Biceps tendonitis, also called bicipital tendonitis, is inflammation in the main tendon that attaches the top of the biceps muscle to the shoulder. The most common cause is overuse from certain types of work or sports activities. Biceps tendonitis may develop gradually from the effects of wear and tear, or it can happen suddenly from a direct injury. The tendon may also become inflamed in response to other problems in the shoulder, such as rotator cuff tears, impingement, or instability

Patients who have biceps tendonitis generally report the feeling of a deep ache directly in the front and top of the shoulder. The ache may spread down into the main part of the biceps muscle. Pain is usually made worse with overhead activities. Resting the shoulder generally eases pain. The arm may feel weak with attempts to bend the elbow or when twisting the forearm into supination (palm up). A catching or slipping sensation felt near the top of the biceps muscle may suggest a tear of the transverse humeral ligament.
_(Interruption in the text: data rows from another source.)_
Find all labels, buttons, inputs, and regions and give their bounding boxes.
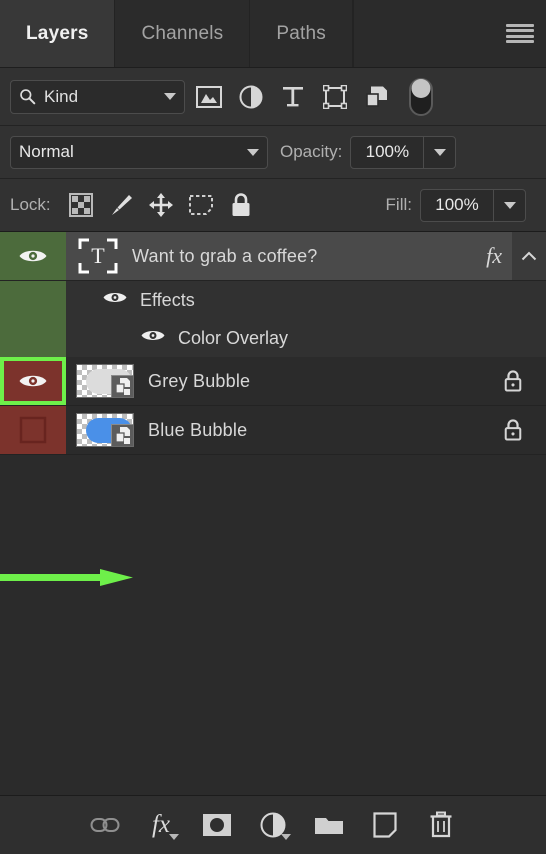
layer-lock-indicator[interactable]: [480, 418, 546, 442]
lock-label: Lock:: [10, 195, 51, 214]
fx-label: fx: [151, 811, 171, 838]
eye-icon: [103, 293, 127, 302]
layer-filter-row: Kind: [0, 68, 546, 126]
new-adjustment-layer-icon[interactable]: [256, 808, 291, 842]
effects-visibility-spacer: [0, 281, 66, 319]
hamburger-menu-icon[interactable]: [506, 23, 534, 44]
layer-name: Want to grab a coffee?: [132, 245, 318, 266]
layer-row-blue-bubble[interactable]: Blue Bubble: [66, 406, 546, 454]
lock-all-icon[interactable]: [221, 188, 261, 222]
layer-visibility-toggle-blue-bubble[interactable]: [0, 406, 66, 454]
filter-kind-dropdown[interactable]: Kind: [10, 79, 185, 114]
layer-thumbnail[interactable]: [76, 413, 134, 447]
filter-kind-label: Kind: [44, 86, 79, 106]
lock-nesting-icon[interactable]: [181, 188, 221, 222]
layer-fx-group: fx: [486, 232, 546, 280]
add-layer-style-icon[interactable]: fx: [144, 808, 179, 842]
layer-name: Grey Bubble: [148, 370, 251, 391]
fill-field[interactable]: 100%: [420, 188, 526, 222]
table-row[interactable]: Grey Bubble: [0, 357, 546, 406]
table-row[interactable]: T Want to grab a coffee? fx: [0, 232, 546, 281]
tab-paths-label: Paths: [276, 22, 326, 44]
type-layer-thumbnail[interactable]: T: [78, 238, 118, 274]
type-layer-filter-icon[interactable]: [275, 80, 311, 114]
new-group-icon[interactable]: [312, 808, 346, 842]
opacity-value: 100%: [365, 142, 410, 161]
layer-fx-indicator[interactable]: fx: [486, 243, 512, 269]
chevron-down-icon: [281, 834, 291, 840]
chevron-up-icon: [521, 251, 537, 261]
pixel-layer-filter-icon[interactable]: [191, 80, 227, 114]
blend-mode-dropdown[interactable]: Normal: [10, 135, 268, 169]
filter-toggle-knob: [411, 78, 431, 98]
tab-layers[interactable]: Layers: [0, 0, 116, 67]
adjustment-layer-filter-icon[interactable]: [233, 80, 269, 114]
smart-object-badge-icon: [111, 424, 133, 446]
add-layer-mask-icon[interactable]: [200, 808, 234, 842]
opacity-dropdown-arrow[interactable]: [423, 136, 455, 168]
eye-icon: [141, 331, 165, 340]
eye-icon: [19, 375, 47, 387]
tab-channels-label: Channels: [141, 22, 224, 44]
effects-row[interactable]: Effects: [66, 281, 546, 319]
layer-thumbnail[interactable]: [76, 364, 134, 398]
layer-visibility-toggle-grey-bubble[interactable]: [0, 357, 66, 405]
list-item[interactable]: Effects: [0, 281, 546, 319]
chevron-down-icon: [433, 148, 446, 156]
layers-panel: Layers Channels Paths Kind Normal Opacit…: [0, 0, 546, 854]
blend-mode-row: Normal Opacity: 100%: [0, 126, 546, 179]
layer-name: Blue Bubble: [148, 419, 248, 440]
opacity-field[interactable]: 100%: [350, 135, 457, 169]
search-icon: [20, 89, 36, 105]
tab-layers-label: Layers: [26, 22, 89, 44]
chevron-down-icon: [503, 201, 516, 209]
color-overlay-row[interactable]: Color Overlay: [66, 319, 546, 357]
lock-image-pixels-icon[interactable]: [101, 188, 141, 222]
layer-lock-indicator[interactable]: [480, 369, 546, 393]
annotation-arrow: [0, 569, 133, 586]
delete-layer-icon[interactable]: [424, 808, 458, 842]
tab-paths[interactable]: Paths: [250, 0, 353, 67]
chevron-down-icon: [164, 93, 176, 100]
layer-list: T Want to grab a coffee? fx Effects Colo…: [0, 232, 546, 795]
new-layer-icon[interactable]: [368, 808, 402, 842]
layer-panel-bottom-bar: fx: [0, 795, 546, 854]
color-overlay-label: Color Overlay: [178, 327, 289, 348]
lock-icon: [504, 370, 522, 392]
fill-value: 100%: [435, 195, 479, 214]
fill-label: Fill:: [385, 195, 412, 214]
shape-layer-filter-icon[interactable]: [317, 80, 353, 114]
panel-tab-bar: Layers Channels Paths: [0, 0, 546, 68]
layer-expand-toggle[interactable]: [512, 232, 546, 280]
table-row[interactable]: Blue Bubble: [0, 406, 546, 455]
effects-label: Effects: [140, 289, 195, 310]
color-overlay-visibility-toggle[interactable]: [140, 327, 166, 349]
layer-row-grey-bubble[interactable]: Grey Bubble: [66, 357, 546, 405]
filter-toggle-switch[interactable]: [409, 77, 433, 116]
chevron-down-icon: [247, 148, 259, 156]
link-layers-icon[interactable]: [88, 808, 122, 842]
effects-visibility-toggle[interactable]: [102, 289, 128, 311]
blend-mode-value: Normal: [19, 142, 74, 161]
list-item[interactable]: Color Overlay: [0, 319, 546, 357]
lock-transparent-pixels-icon[interactable]: [61, 188, 101, 222]
fill-dropdown-arrow[interactable]: [493, 189, 525, 221]
lock-position-icon[interactable]: [141, 188, 181, 222]
lock-icon: [504, 419, 522, 441]
layer-row-text[interactable]: T Want to grab a coffee? fx: [66, 232, 546, 280]
eye-icon: [19, 250, 47, 262]
chevron-down-icon: [169, 834, 179, 840]
smart-object-filter-icon[interactable]: [359, 80, 395, 114]
tab-channels[interactable]: Channels: [115, 0, 251, 67]
color-overlay-visibility-spacer: [0, 319, 66, 357]
eye-hidden-icon: [19, 416, 47, 444]
opacity-label: Opacity:: [280, 142, 343, 161]
lock-row: Lock: Fill: 100%: [0, 179, 546, 232]
layer-visibility-toggle-text[interactable]: [0, 232, 66, 280]
smart-object-badge-icon: [111, 375, 133, 397]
Graston technique is a great therapy which not only detects the presence of an inflamed tendon, but also is very effective in the treatment of it. Please see the therapies offered tab for more information about Graston technique. Chiropractic adjustment can play a driving force in the correction due to the ability to increase range of motion. When the shoulder is misaligned, extra strain can be placed on the muscles surrounding the shoulder. Ergonomics can play a big factor in the prevention of this ailment as chronic stress and repetitive motion disorders are the most common reason that biceps tendonitis forms in the first place. Heat is a common therapy used at home, but should only be used with the understanding that it will likely not get rid of the inflamed tendon. Muscle are like Rubber Bands. They stretch and become more flexible when heated. However, they will return to the normal position when they cool. Therapies such as Graston technique, rapid release and massage therapy can permanently address the knot and the prevention of more. It is usually advised that ice is applied to the area at least 2x daily in 15min intervals after therapy.